Whats happened to Rev. Poosy? I miss his surmons;) Perhaps there is too much poosying around in his church!
07 Feb 2005 Will Snow Well, i guess if you really wanna kill yourself. Listen to Johny Cash. Apologies to those that like him. Hang on a sec. No i dont!!
13 Jan 2005 Will Snow Hey toxic shock syndrome, leave mouchette alone OK.................
06 Jan 2005 Will Snow Well, net nanny must be playing with her poosy again(PLEASE PLEASE dont edit). I managed to get here again at long last. Where i live has the most exciting lift you could ever imagine. Well, the lift talks to you. Well not literally but it does say "Doors closing" and then you get to your destination or floor i should say and the lift says "Doors opening (said with glee as if the lift is experiencing something im not), 11th floor". Take care folks
02 Jan 2005 Will Snow Hey Jaylin, I know suicide isnt funny. Its not meant to be. Its a most horrid feeling to get. Im sorry what has happened with your family. I hope it will make you a stronger person.
24 Dec 2004 Will Snow Happy Christmas. Or at least i hope it will be a happy one for you all.

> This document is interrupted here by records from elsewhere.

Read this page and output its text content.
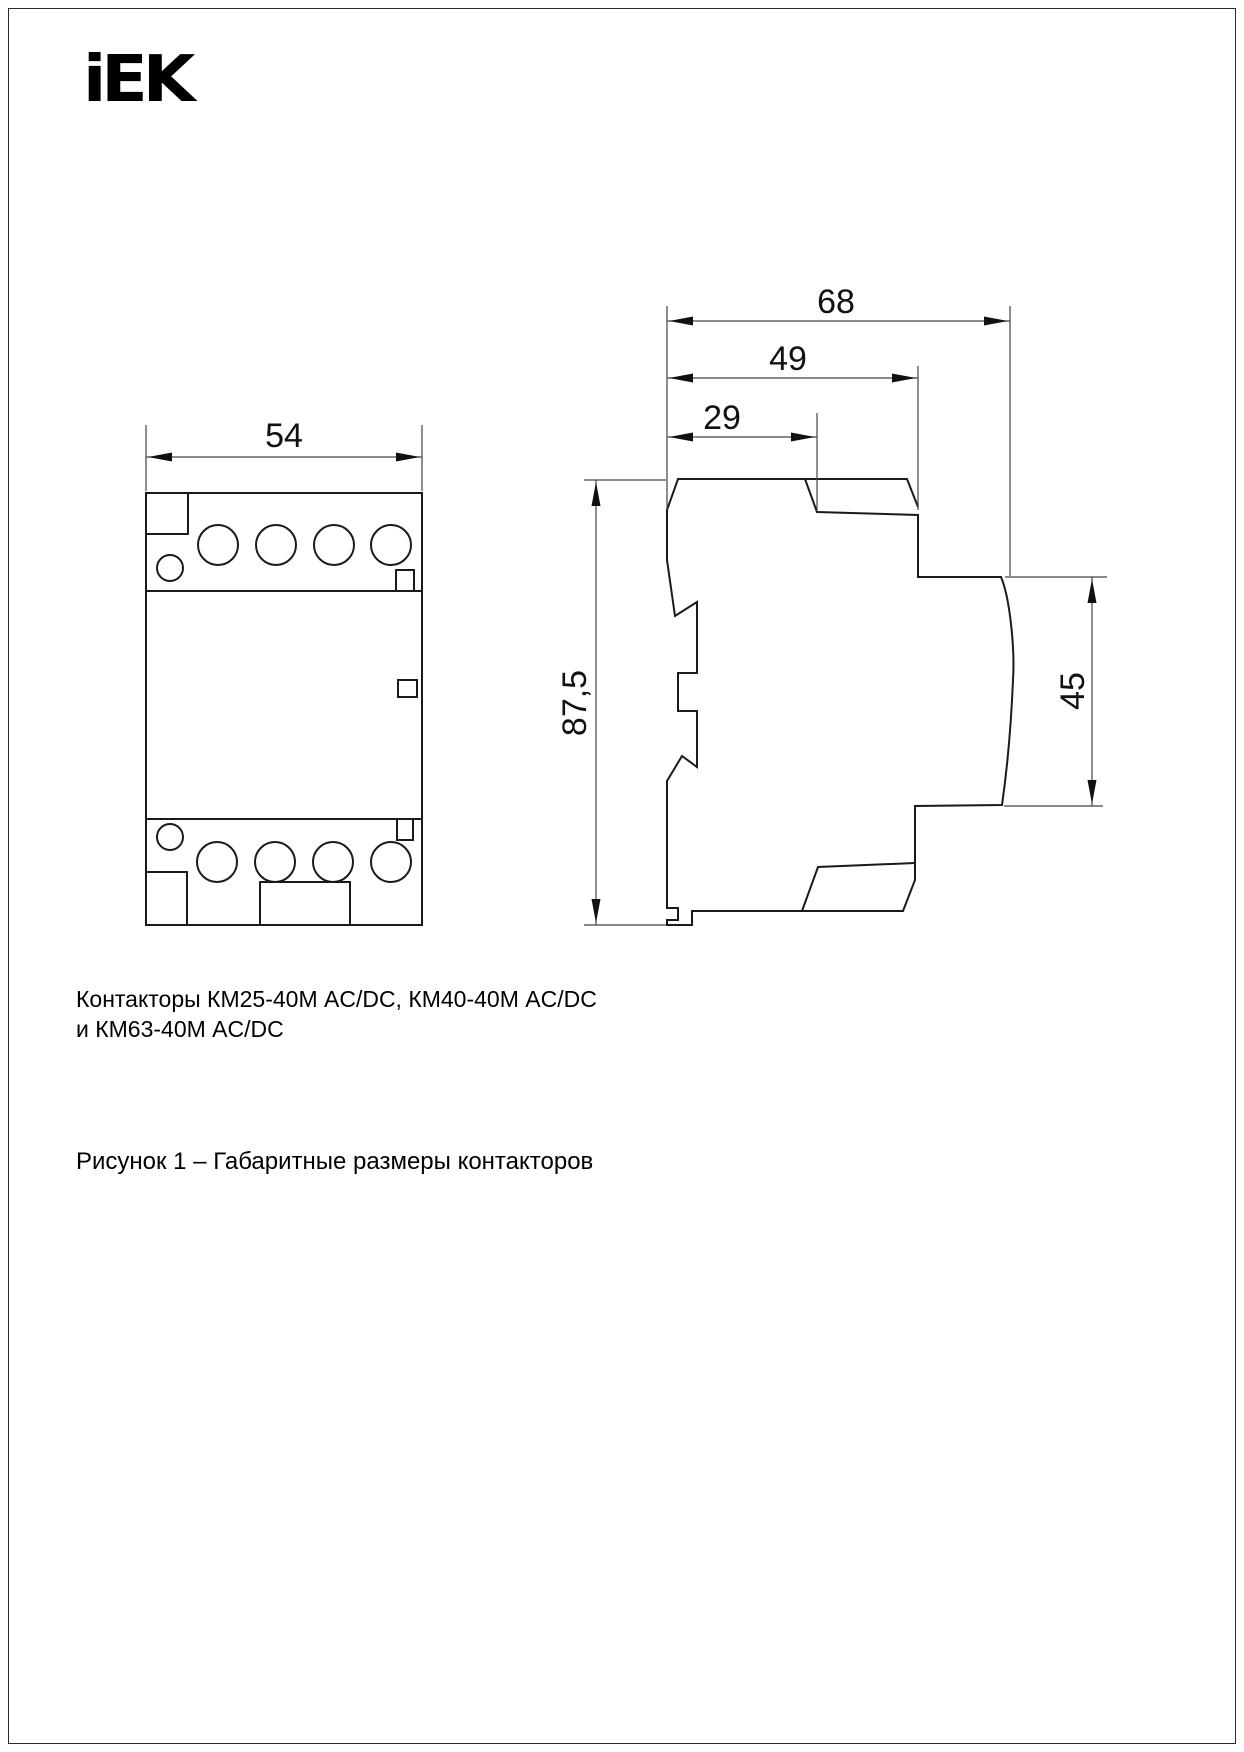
iEK
54
68
49
29
87,5	45
Контакторы КМ25-40М AC/DC, КМ40-40М AC/DC
и КМ63-40М AC/DC
Рисунок 1 – Габаритные размеры контакторов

22 Dec 2004 Will Snow ooooh silly thing, i cant read any of it:-(
20 Dec 2004 Will Snow Hey slim shady is back, i mean Will Snow. Im blocked from using this site from the 'other' library. Wish you all a good Christmas anyway. Hope you have a good one. Will xxx
08 Dec 2004 Will Snow Hey who's using my name and got my email addy?? Well, the sentence that starts off as 'HEY EVERYBODY', or something like that isnt the real me. Its an imposter!!! Im jinxed
07 Dec 2004 WILL SNOW HEY EVERYONE,
if you ever wanna hook up with a real tight gay dude- check out josh edmond. the only reason he hasnt killed himself yet is cuz he likes his fudge packed daily. i hit that and it was nice. so if you wanna help hi out not to kill himself he needs a "friend"
30 Nov 2004 Smelly Coont Will Snow, how dumb can you be? Flamer isn't back. The dude who posted as Flamer is obviously a Flamer wannabe because no one can write like the original. To the imposter Flamer, you are an insult to the name Flamer because your ability to set things on fire = ZERO!!!!!!!!!!!!

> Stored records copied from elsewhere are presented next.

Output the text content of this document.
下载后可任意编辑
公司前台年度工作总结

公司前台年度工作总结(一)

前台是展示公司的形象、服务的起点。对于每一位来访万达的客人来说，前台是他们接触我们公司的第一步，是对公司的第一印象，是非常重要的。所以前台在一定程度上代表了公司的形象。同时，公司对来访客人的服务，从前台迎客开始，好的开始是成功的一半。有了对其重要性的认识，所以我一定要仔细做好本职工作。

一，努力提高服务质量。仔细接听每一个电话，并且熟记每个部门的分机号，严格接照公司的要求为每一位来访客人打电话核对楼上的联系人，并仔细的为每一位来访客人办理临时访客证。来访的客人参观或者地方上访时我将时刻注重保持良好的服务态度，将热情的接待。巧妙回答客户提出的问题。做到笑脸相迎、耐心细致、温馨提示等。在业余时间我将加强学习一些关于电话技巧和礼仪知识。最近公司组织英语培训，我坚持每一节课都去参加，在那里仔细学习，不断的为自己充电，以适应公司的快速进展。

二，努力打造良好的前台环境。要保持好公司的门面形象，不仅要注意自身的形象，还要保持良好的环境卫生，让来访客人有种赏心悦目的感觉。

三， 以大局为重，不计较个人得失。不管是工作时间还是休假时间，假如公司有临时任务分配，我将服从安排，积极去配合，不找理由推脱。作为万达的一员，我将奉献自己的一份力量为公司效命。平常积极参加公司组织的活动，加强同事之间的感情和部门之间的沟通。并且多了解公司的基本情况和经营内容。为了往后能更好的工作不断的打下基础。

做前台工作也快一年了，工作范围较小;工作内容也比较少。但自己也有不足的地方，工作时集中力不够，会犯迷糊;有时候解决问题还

The real Flamer wouldn't use a phrase like "looky here". What the fuck kind of thing to say is that? You stupid piece of shit.

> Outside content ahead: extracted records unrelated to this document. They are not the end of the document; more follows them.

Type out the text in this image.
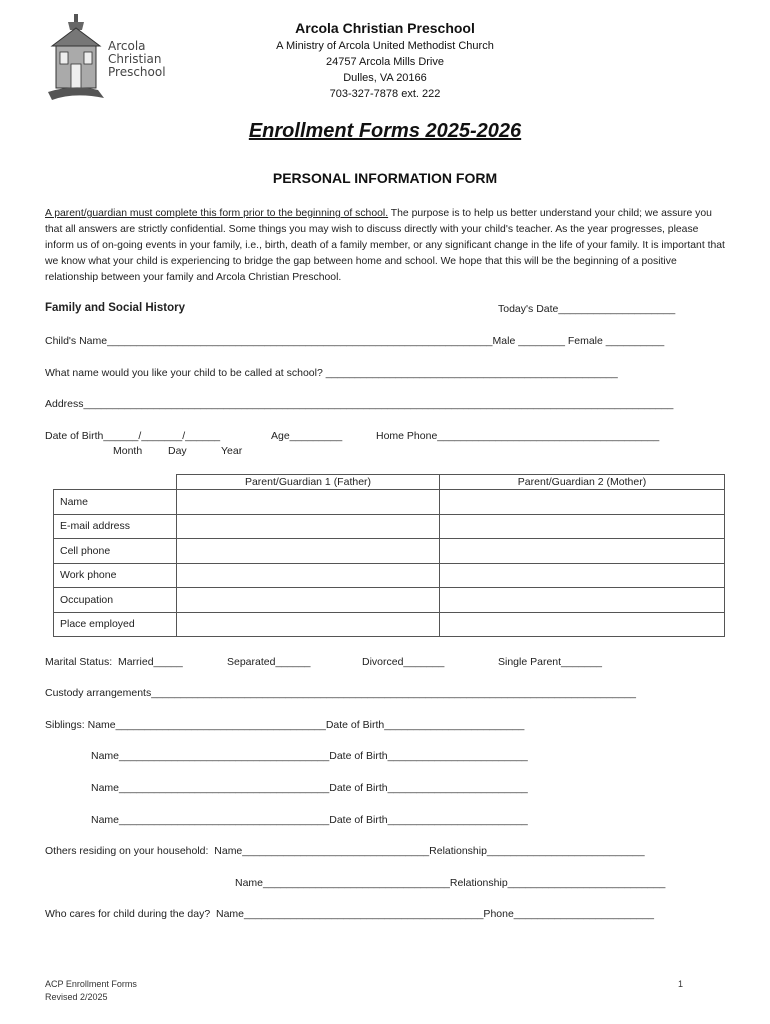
Arcola
Christian
Preschool
Arcola Christian Preschool
A Ministry of Arcola United Methodist Church
24757 Arcola Mills Drive
Dulles, VA 20166
703-327-7878 ext. 222
Enrollment Forms 2025-2026
PERSONAL INFORMATION FORM
A parent/guardian must complete this form prior to the beginning of school. The purpose is to help us better understand your child; we assure you that all answers are strictly confidential. Some things you may wish to discuss directly with your child's teacher. As the year progresses, please inform us of on-going events in your family, i.e., birth, death of a family member, or any significant change in the life of your family. It is important that we know what your child is experiencing to bridge the gap between home and school. We hope that this will be the beginning of a positive relationship between your family and Arcola Christian Preschool.
Family and Social History	Today's Date____________________
Child's Name__________________________________________________________________Male ________ Female __________
What name would you like your child to be called at school? __________________________________________________
Address_____________________________________________________________________________________________________
Date of Birth______/_______/______	Age_________	Home Phone______________________________________
Month Day	Year
	Parent/Guardian 1 (Father)	Parent/Guardian 2 (Mother)
Name		
E-mail address		
Cell phone		
Work phone		
Occupation		
Place employed		
Marital Status:  Married_____	Separated______	Divorced_______	Single Parent_______
Custody arrangements___________________________________________________________________________________
Siblings: Name____________________________________Date of Birth________________________
Name____________________________________Date of Birth________________________
Name____________________________________Date of Birth________________________
Name____________________________________Date of Birth________________________
Others residing on your household:  Name________________________________Relationship___________________________
Name________________________________Relationship___________________________
Who cares for child during the day?  Name_________________________________________Phone________________________
ACP Enrollment Forms
Revised 2/2025
1
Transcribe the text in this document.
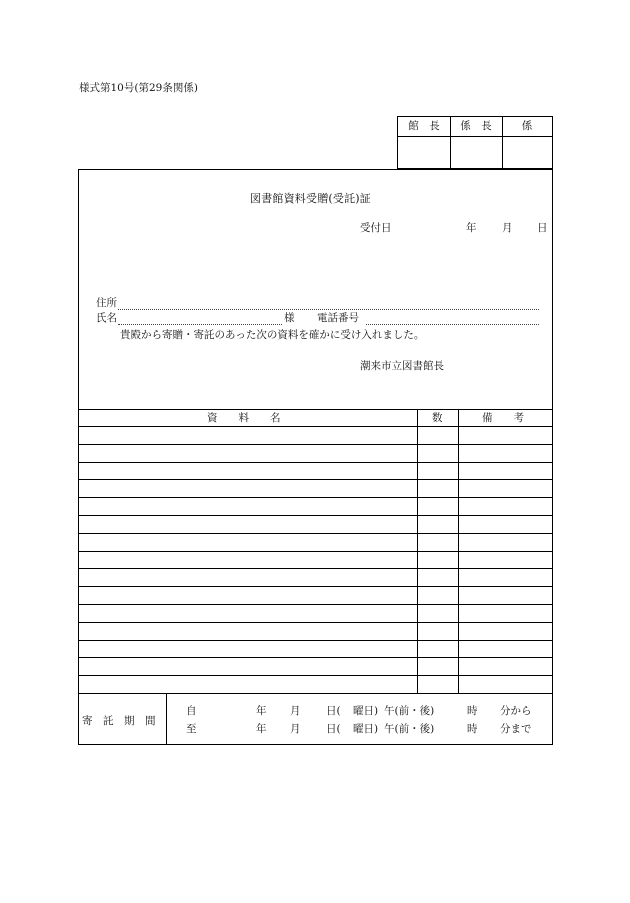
様式第10号(第29条関係)
館　長	係　長	係
図書館資料受贈(受託)証
受付日	年 月 日
住所
氏名	様 電話番号
貴殿から寄贈・寄託のあった次の資料を確かに受け入れました。
潮来市立図書館長
資　　料　　名	数	備　　考
寄　託　期　間
自	年 月 日( 曜日) 午(前・後)	時 分から
至	年 月 日( 曜日) 午(前・後)	時 分まで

By the way, Will, why didn't you just punch that pervert in the face? What the fuck is wrong with you? Stand up for yourself you fuckin pussy.

And to the dude whos wife cheated on him, instead of killing yourself, kill her instead.... and then yourself and we will all be better off.
29 Nov 2004 Will Snow OH NO, not you again FLAMER!!! Why dont you get lost and play with yourself or summat. Perhaps you cant physically do it or dont know how.
I keep getting pestered by this oldish man. I may be gay but im not hard up!! Since he found out that im gay he has just constantly pestered me. He even came into my room at the hostel and put his hand on my knee. Then he put his arm around me and practically squashed me. Then he looked at me in the eyes, sorta "I fancy you" look. I started to get panicky and thought oh god.
People just think youre easy when they know youre gay.
28 Nov 2004 crackjack You deserve to be beaten with a stick mouchette for being so lame, I can't believe you put that in your favourites.
By the way, to Will Snow, you go girl (?) Have a ball, you sound like you are getting all the LOVING you could ever want! Don't waste time in your room, get amoungst it! Enjoy it, how many times do we live?